Mas essa dualidade não fica só na esfera da opinião política, por exemplo. De acordo com Caco Ciocler, até mesmo a classe artística está passando por um momento de crise de identidade. “Eu acho que está tudo muito esquisito. A gente não sabe mais o que chamar de arte, artista, movimento de transformação, sucesso de bilheteria. Na minha opinião, nós confundimos todas essas questões e nos transformamos em vítimas da lei do mercado. Agora, que somos vistos como mercadorias, a sociedade está achando que pode nos descartar e nos agredir da forma que vemos sempre. Por isso, eu acho que nós artistas também precisamos fazer uma reflexão interna para entender onde podemos desviar desse contexto e resgatar a função importantíssima que temos. Afinal, cultura não é para distrair. A arte está aqui para nos fazer pensar e oferecer saídas”, argumentou.

Sendo assim, Caco Ciocler acha fôlego para explorar diferentes expressões culturais. Para além da televisão e do teatro que já comentamos por aqui, o ator também está nos cinemas com seis filmes para lançar. “Tem certeza que é isso tudo mesmo?”, se assustou. Sim, Caco. Vamos a lista! Em breve, ele poderá ser visto nos elencos de “Fica mais escuro antes do amanhecer”, “Olho e faca”, “Banquete”, “João Carlos Martins”, “Simonal” e “Bonie e Bonita”. Neste último, Caco Ciocler está passando por uma experiência diferente. “Nós estamos gravando em três partes com intervalos de meses e até anos entre os períodos. Faz parte da história que estamos contando”, sintetizou sem se alongar.

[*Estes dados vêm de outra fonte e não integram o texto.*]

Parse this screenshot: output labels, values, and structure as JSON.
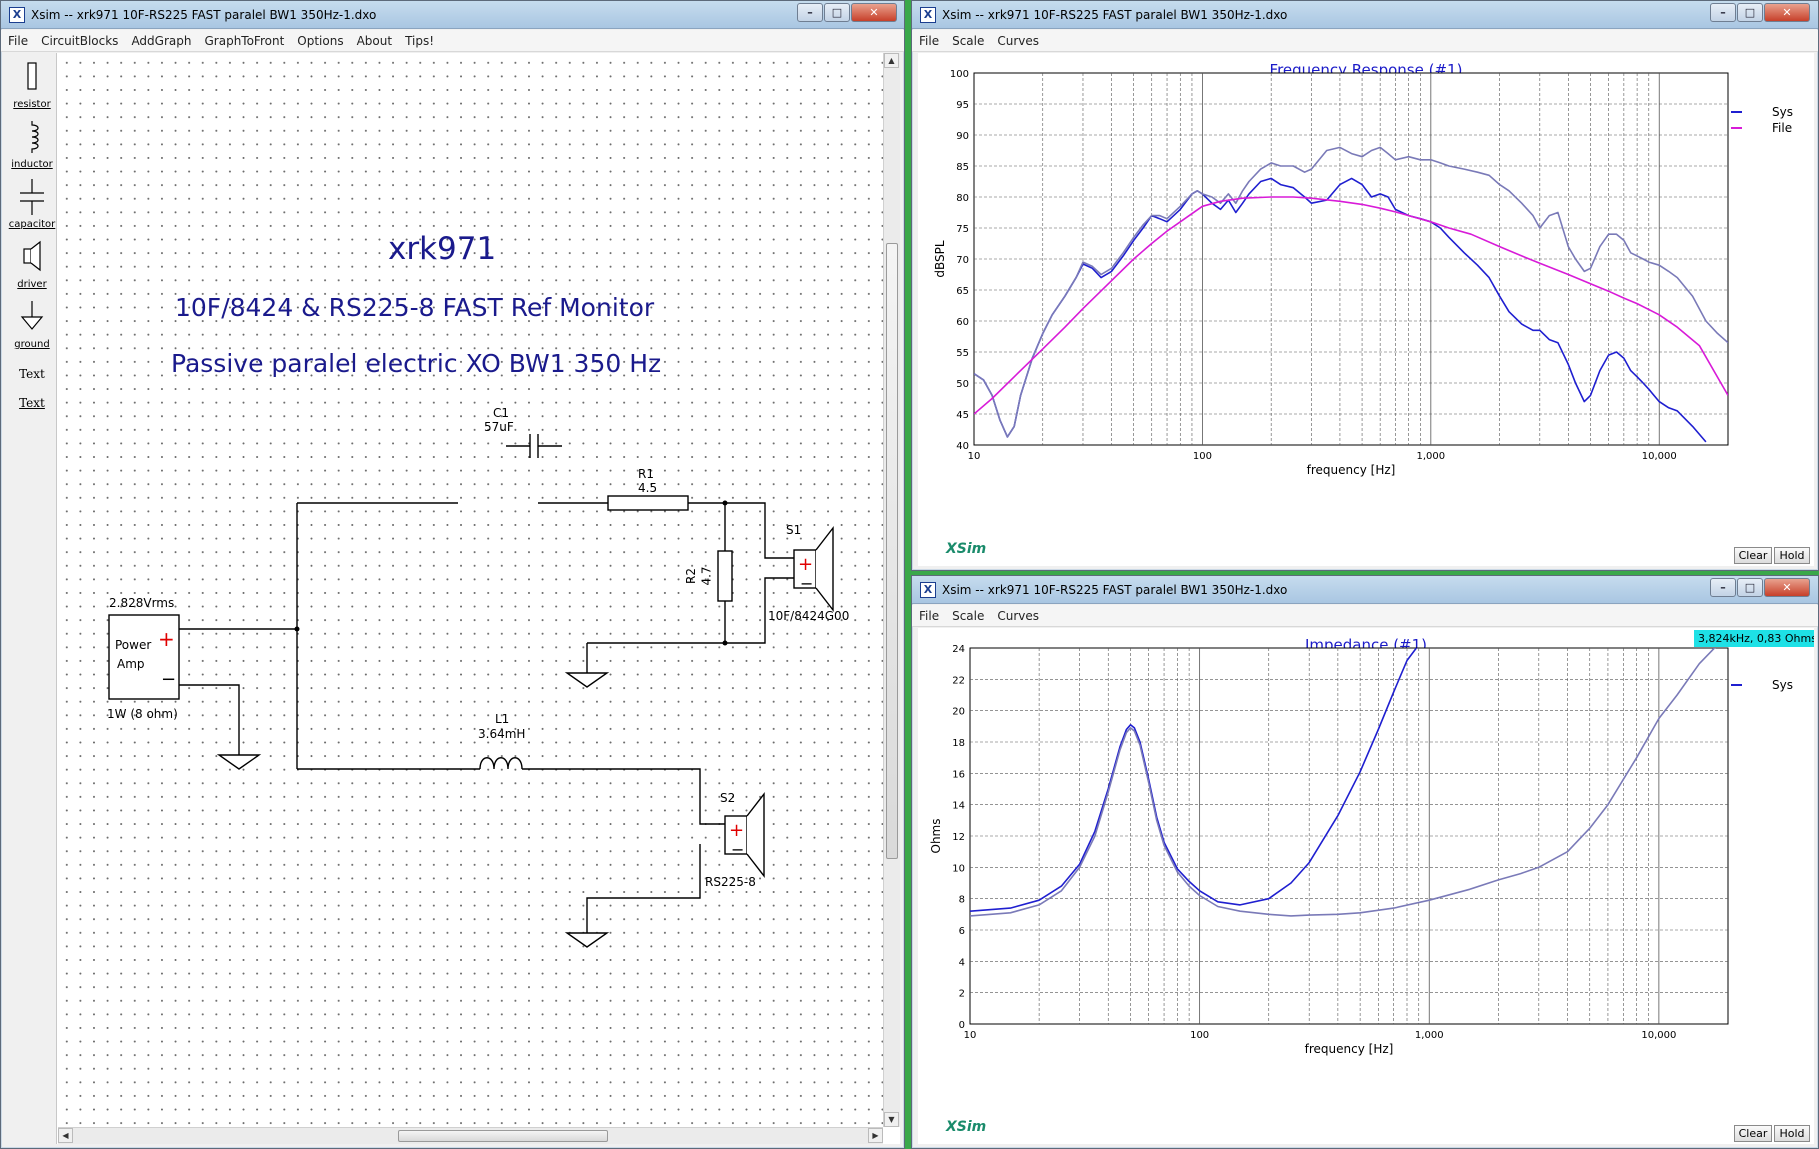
{
  "colors": {
    "desktop": "#3aa84a",
    "sys": "#1f1fd0",
    "sys_alt": "#7a7ab8",
    "file": "#d81bd8",
    "title_blue": "#1a1ac8",
    "readout_bg": "#1ee1e6"
  },
  "schematic_window": {
    "title": "Xsim -- xrk971 10F-RS225 FAST paralel BW1 350Hz-1.dxo",
    "menu": [
      "File",
      "CircuitBlocks",
      "AddGraph",
      "GraphToFront",
      "Options",
      "About",
      "Tips!"
    ],
    "tools": [
      {
        "label": "resistor",
        "icon": "resistor-icon"
      },
      {
        "label": "inductor",
        "icon": "inductor-icon"
      },
      {
        "label": "capacitor",
        "icon": "capacitor-icon"
      },
      {
        "label": "driver",
        "icon": "speaker-icon"
      },
      {
        "label": "ground",
        "icon": "ground-icon"
      },
      {
        "label": "Text",
        "icon": ""
      },
      {
        "label": "Text",
        "icon": ""
      }
    ],
    "heading": "xrk971",
    "subheading1": "10F/8424 & RS225-8 FAST Ref Monitor",
    "subheading2": "Passive paralel electric XO BW1 350 Hz",
    "amp": {
      "voltage": "2.828Vrms",
      "name_line1": "Power",
      "name_line2": "Amp",
      "power": "1W (8 ohm)"
    },
    "c1": {
      "name": "C1",
      "value": "57uF"
    },
    "r1": {
      "name": "R1",
      "value": "4.5"
    },
    "r2": {
      "name": "R2",
      "value": "4.7"
    },
    "l1": {
      "name": "L1",
      "value": "3.64mH"
    },
    "s1": {
      "name": "S1",
      "model": "10F/8424G00"
    },
    "s2": {
      "name": "S2",
      "model": "RS225-8"
    }
  },
  "freq_window": {
    "title": "Xsim -- xrk971 10F-RS225 FAST paralel BW1 350Hz-1.dxo",
    "menu": [
      "File",
      "Scale",
      "Curves"
    ],
    "logo": "XSim",
    "buttons": [
      "Clear",
      "Hold"
    ],
    "legend": [
      "Sys",
      "File"
    ]
  },
  "imp_window": {
    "title": "Xsim -- xrk971 10F-RS225 FAST paralel BW1 350Hz-1.dxo",
    "menu": [
      "File",
      "Scale",
      "Curves"
    ],
    "logo": "XSim",
    "readout": "3,824kHz, 0,83 Ohms",
    "buttons": [
      "Clear",
      "Hold"
    ],
    "legend": [
      "Sys"
    ]
  },
  "chart_data": [
    {
      "type": "line",
      "title": "Frequency Response (#1)",
      "xlabel": "frequency [Hz]",
      "ylabel": "dBSPL",
      "x_scale": "log",
      "xlim": [
        10,
        20000
      ],
      "ylim": [
        40,
        100
      ],
      "xticks": [
        {
          "v": 10,
          "t": "10"
        },
        {
          "v": 100,
          "t": "100"
        },
        {
          "v": 1000,
          "t": "1,000"
        },
        {
          "v": 10000,
          "t": "10,000"
        }
      ],
      "yticks": [
        40,
        45,
        50,
        55,
        60,
        65,
        70,
        75,
        80,
        85,
        90,
        95,
        100
      ],
      "grid": true,
      "legend_position": "top-right",
      "series": [
        {
          "name": "Sys",
          "color": "#1f1fd0",
          "x": [
            10,
            11,
            12,
            13,
            14,
            15,
            16,
            18,
            20,
            22,
            25,
            28,
            30,
            33,
            36,
            40,
            45,
            50,
            55,
            60,
            65,
            70,
            80,
            90,
            95,
            100,
            110,
            120,
            130,
            140,
            150,
            160,
            180,
            200,
            220,
            250,
            280,
            300,
            350,
            400,
            450,
            500,
            550,
            600,
            650,
            700,
            800,
            900,
            1000,
            1100,
            1200,
            1400,
            1600,
            1800,
            2000,
            2200,
            2500,
            2800,
            3000,
            3300,
            3600,
            4000,
            4300,
            4700,
            5000,
            5500,
            6000,
            6500,
            7000,
            7500,
            8000,
            8500,
            9000,
            10000,
            11000,
            12000,
            14000,
            16000
          ],
          "y": [
            51.5,
            50.5,
            48,
            44,
            41.3,
            43,
            48,
            54,
            58,
            61,
            64,
            67,
            69.2,
            68.5,
            67,
            68,
            70.5,
            73,
            75,
            77,
            76.5,
            76,
            78,
            80.5,
            81,
            80.5,
            79,
            78,
            79.5,
            77.5,
            79,
            80.5,
            82.5,
            83,
            82,
            81.5,
            80,
            79,
            79.5,
            82,
            83,
            82,
            80,
            80.5,
            80,
            78,
            77,
            76.5,
            76,
            75,
            73.5,
            71,
            69,
            67,
            64,
            61.5,
            59.5,
            58.5,
            58.5,
            57,
            56.5,
            53,
            50,
            47,
            48,
            52,
            54.5,
            55,
            54,
            52,
            51,
            50,
            49,
            47,
            46,
            45.5,
            43,
            40.5
          ]
        },
        {
          "name": "",
          "color": "#7a7ab8",
          "x": [
            10,
            11,
            12,
            13,
            14,
            15,
            16,
            18,
            20,
            22,
            25,
            28,
            30,
            33,
            36,
            40,
            45,
            50,
            55,
            60,
            65,
            70,
            80,
            90,
            95,
            100,
            110,
            120,
            130,
            140,
            150,
            160,
            180,
            200,
            220,
            250,
            280,
            300,
            350,
            400,
            450,
            500,
            550,
            600,
            650,
            700,
            800,
            900,
            1000,
            1100,
            1200,
            1400,
            1600,
            1800,
            2000,
            2200,
            2500,
            2800,
            3000,
            3300,
            3600,
            4000,
            4300,
            4700,
            5000,
            5500,
            6000,
            6500,
            7000,
            7500,
            8000,
            8500,
            9000,
            10000,
            11000,
            12000,
            14000,
            16000,
            18000,
            20000
          ],
          "y": [
            51.5,
            50.5,
            48,
            44,
            41.3,
            43,
            48,
            54,
            58,
            61,
            64,
            67,
            69.5,
            68.8,
            67.5,
            68.5,
            71,
            73.5,
            75.5,
            77,
            77,
            76.5,
            78.5,
            80.5,
            81,
            80.5,
            80,
            79,
            80.5,
            79,
            81,
            82.5,
            84.5,
            85.5,
            85,
            85,
            84,
            84.5,
            87.5,
            88,
            87,
            86.5,
            87.5,
            88,
            87,
            86,
            86.5,
            86,
            86,
            85.5,
            85,
            84.5,
            84,
            83.5,
            82,
            81,
            79,
            77,
            75,
            77,
            77.5,
            72,
            70,
            68,
            68.5,
            72,
            74,
            74,
            73,
            71,
            70.5,
            70,
            69.5,
            69,
            68,
            67,
            64,
            60,
            58,
            56.5
          ]
        },
        {
          "name": "File",
          "color": "#d81bd8",
          "x": [
            10,
            12,
            15,
            20,
            25,
            30,
            40,
            50,
            60,
            70,
            80,
            100,
            120,
            150,
            200,
            250,
            300,
            400,
            500,
            600,
            700,
            800,
            1000,
            1200,
            1500,
            2000,
            2500,
            3000,
            4000,
            5000,
            6000,
            7000,
            8000,
            10000,
            12000,
            15000,
            20000
          ],
          "y": [
            45,
            47.5,
            51,
            55.5,
            59,
            62,
            66.5,
            70,
            72.5,
            74.5,
            76,
            78.5,
            79.3,
            79.8,
            80,
            80,
            79.8,
            79.3,
            78.8,
            78.2,
            77.6,
            77,
            76,
            75,
            74,
            72,
            70.5,
            69.3,
            67.5,
            66,
            64.8,
            63.7,
            62.8,
            61,
            59,
            56,
            48
          ]
        }
      ]
    },
    {
      "type": "line",
      "title": "Impedance (#1)",
      "xlabel": "frequency [Hz]",
      "ylabel": "Ohms",
      "x_scale": "log",
      "xlim": [
        10,
        20000
      ],
      "ylim": [
        0,
        24
      ],
      "xticks": [
        {
          "v": 10,
          "t": "10"
        },
        {
          "v": 100,
          "t": "100"
        },
        {
          "v": 1000,
          "t": "1,000"
        },
        {
          "v": 10000,
          "t": "10,000"
        }
      ],
      "yticks": [
        0,
        2,
        4,
        6,
        8,
        10,
        12,
        14,
        16,
        18,
        20,
        22,
        24
      ],
      "grid": true,
      "legend_position": "top-right",
      "series": [
        {
          "name": "Sys",
          "color": "#1f1fd0",
          "x": [
            10,
            15,
            20,
            25,
            30,
            35,
            40,
            45,
            48,
            50,
            52,
            55,
            60,
            65,
            70,
            80,
            90,
            100,
            120,
            150,
            200,
            250,
            300,
            400,
            500,
            600,
            700,
            800,
            900
          ],
          "y": [
            7.2,
            7.4,
            7.9,
            8.8,
            10.2,
            12.3,
            15,
            17.7,
            18.8,
            19.1,
            18.9,
            18,
            15.6,
            13.2,
            11.6,
            9.9,
            9.1,
            8.5,
            7.8,
            7.6,
            8,
            9,
            10.3,
            13.3,
            16.1,
            18.8,
            21.2,
            23.2,
            24.2
          ]
        },
        {
          "name": "",
          "color": "#7a7ab8",
          "x": [
            10,
            15,
            20,
            25,
            30,
            35,
            40,
            45,
            48,
            50,
            52,
            55,
            60,
            65,
            70,
            80,
            90,
            100,
            120,
            150,
            200,
            250,
            300,
            400,
            500,
            700,
            1000,
            1500,
            2000,
            2500,
            3000,
            4000,
            5000,
            6000,
            8000,
            10000,
            12000,
            15000,
            18000
          ],
          "y": [
            6.9,
            7.1,
            7.6,
            8.5,
            10,
            12,
            14.8,
            17.5,
            18.6,
            18.9,
            18.7,
            17.8,
            15.4,
            13,
            11.4,
            9.7,
            8.8,
            8.2,
            7.5,
            7.2,
            7,
            6.9,
            6.95,
            7,
            7.1,
            7.4,
            7.9,
            8.6,
            9.2,
            9.6,
            10,
            11,
            12.5,
            14,
            17,
            19.5,
            21,
            23,
            24.2
          ]
        }
      ]
    }
  ]
}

E assim, ele vai acreditando que é possível sobreviver de arte no Brasil. No entanto, para quem busca o ator com 30 anos de carreira, Caco Ciocler tem conselhos diferentes para os artistas. “Na minha opinião, é um privilegio alguém conseguir sobreviver de arte no Brasil. Por isso, quando me pedem ajuda ou conselho, eu sempre sugiro para que, quando a situação apertar, buscar uma outra habilidade para pagar as contas. É melhor manter a arte em uma posição sagrada em nossa vida do que aceitar um trabalho que você não acredite pelo dinheiro. É claro que eu estou falando isso de uma posição cômoda, com uma carreira estabilizada. Mas temos que pensar sempre que a arte é algo maior, uma vocação. E não uma profissão que vai nos deixar rico”, completou o ator Caco Ciocler.